Drawing on a long-term focus on the psychological aspects of learning and learning disabilities, Anne Meyer played a leading role in CAST’s design of multimedia technology for diverse learners. Dr. Meyer has also led efforts to refine and disseminate CAST’s ideas about Universal Design for Learning through writing and website development.
Anne Meyer is the lead author (with co-authors David Rose and David Gordon) of Universal Design for Learning: Theory and Practice, available from CAST Professional Publishing.
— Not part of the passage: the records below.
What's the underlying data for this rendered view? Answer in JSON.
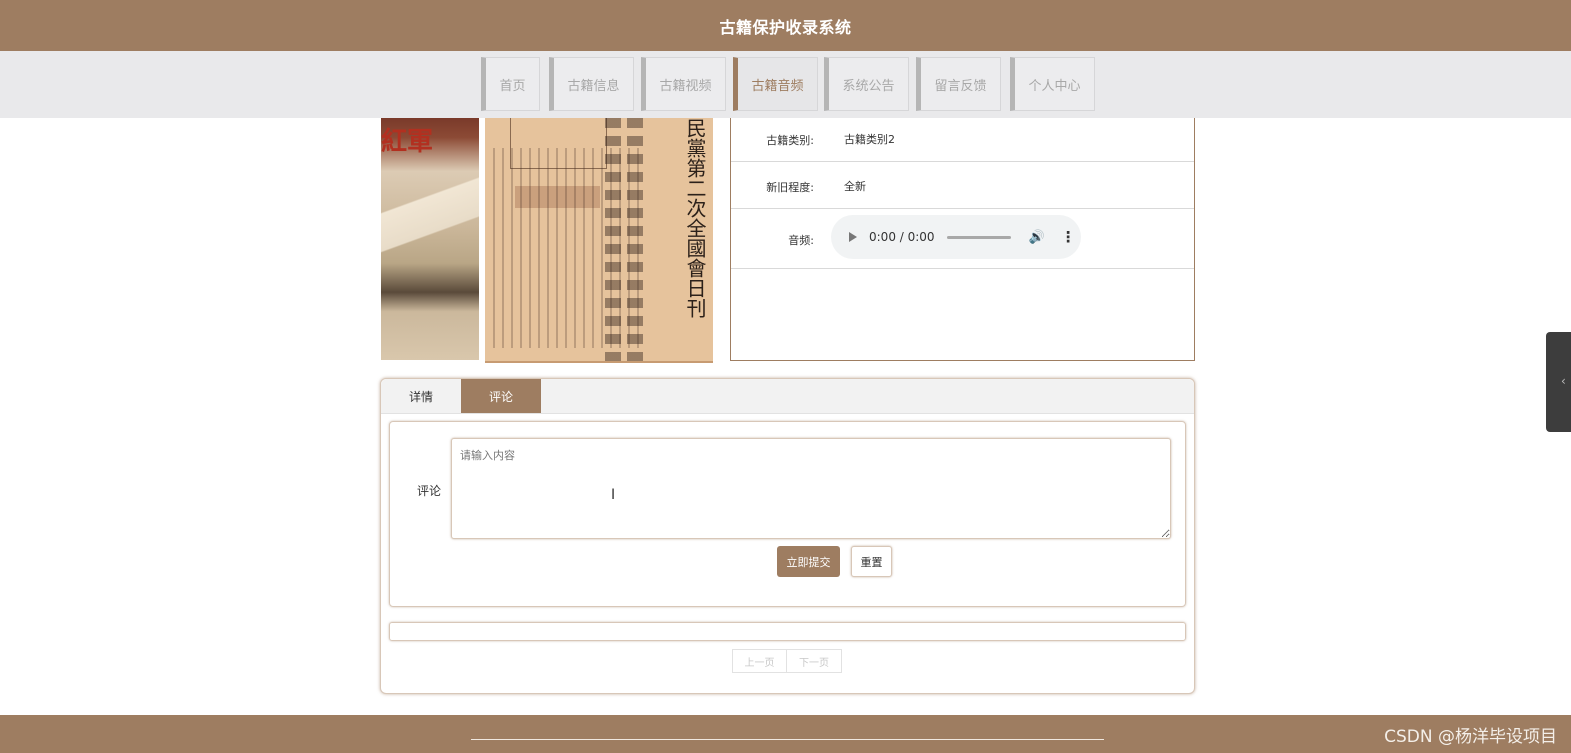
{
  "app": {
    "title": "古籍保护收录系统"
  },
  "nav": {
    "items": [
      {
        "label": "首页"
      },
      {
        "label": "古籍信息"
      },
      {
        "label": "古籍视频"
      },
      {
        "label": "古籍音频",
        "active": true
      },
      {
        "label": "系统公告"
      },
      {
        "label": "留言反馈"
      },
      {
        "label": "个人中心"
      }
    ]
  },
  "images": {
    "left_cover_text": "紅軍",
    "right_column_text": "民黨第二次全國會日刊"
  },
  "details": {
    "category_label": "古籍类别:",
    "category_value": "古籍类别2",
    "condition_label": "新旧程度:",
    "condition_value": "全新",
    "audio_label": "音频:",
    "audio_time": "0:00 / 0:00"
  },
  "tabs": [
    {
      "label": "详情"
    },
    {
      "label": "评论",
      "active": true
    }
  ],
  "comment_form": {
    "label": "评论",
    "placeholder": "请输入内容",
    "value": "",
    "submit_label": "立即提交",
    "reset_label": "重置"
  },
  "pagination": {
    "prev_label": "上一页",
    "next_label": "下一页"
  },
  "footer": {
    "watermark": "CSDN @杨洋毕设项目"
  },
  "colors": {
    "brand": "#9e7d61",
    "nav_bg": "#e9e9eb"
  },
  "icons": [
    "play-icon",
    "volume-icon",
    "more-vert-icon",
    "chevron-left-icon",
    "text-cursor-icon"
  ]
}
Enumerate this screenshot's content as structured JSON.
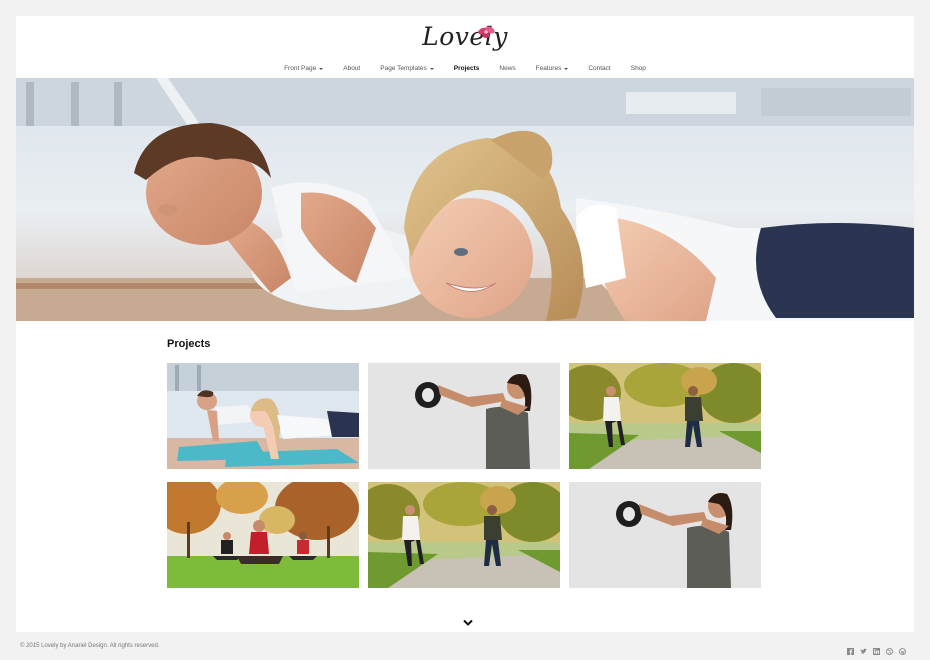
{
  "site": {
    "logo_text": "Lovely"
  },
  "nav": {
    "items": [
      {
        "label": "Front Page",
        "has_caret": true
      },
      {
        "label": "About",
        "has_caret": false
      },
      {
        "label": "Page Templates",
        "has_caret": true
      },
      {
        "label": "Projects",
        "has_caret": false,
        "active": true
      },
      {
        "label": "News",
        "has_caret": false
      },
      {
        "label": "Features",
        "has_caret": true
      },
      {
        "label": "Contact",
        "has_caret": false
      },
      {
        "label": "Shop",
        "has_caret": false
      }
    ]
  },
  "section": {
    "title": "Projects"
  },
  "projects": [
    {
      "icon": "pushups-photo"
    },
    {
      "icon": "kettlebell-photo"
    },
    {
      "icon": "running-park-photo"
    },
    {
      "icon": "yoga-park-photo"
    },
    {
      "icon": "running-park-photo"
    },
    {
      "icon": "kettlebell-photo"
    }
  ],
  "footer": {
    "copyright": "© 2015 Lovely by Anariel Design. All rights reserved.",
    "social_icons": [
      "facebook-icon",
      "twitter-icon",
      "linkedin-icon",
      "dribbble-icon",
      "wordpress-icon"
    ]
  },
  "colors": {
    "accent": "#d43f6e",
    "page_bg": "#f2f2f2",
    "card_bg": "#ffffff"
  }
}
Anne Meyer has also coauthored (with David Rose) three books: A Practical Reader in Universal Design for Learning (Harvard Education Press, 2006), the seminal Teaching Every Student in the Digital Age: Universal Design for Learning (ASCD, 2002), and Learning to Read in the Computer Age (Brookline Books, 1998), as well as numerous journal articles. She is also coeditor, with David Rose and Chuck Hitchcock, of The Universally Designed Classroom: Accessible Curriculum and Digital Technologies (Harvard Education Press, 2005).
Widely recognized for her contributions in the field of technology as it relates to disabilities, Dr. Meyer has served on the Texas Task Force on Electronic Textbook Accessibility and as a national advisor to President Clinton's Educational Technology Panel.
In 1995, Dr. Meyer received a Gold Medal from the National Association of Social Sciences for her work at CAST. With her CAST colleagues, she is also winner of the Computerworld/Smithsonian Innovation Award for the early literacy software program WiggleWorks.
Dr. Meyer completed her undergraduate work at Radcliffe College and received her master's and doctoral degrees from the Harvard Graduate School of Education, and completed training for licensure in clinical psychology. Currently she is studying piano, painting, and Buddhism.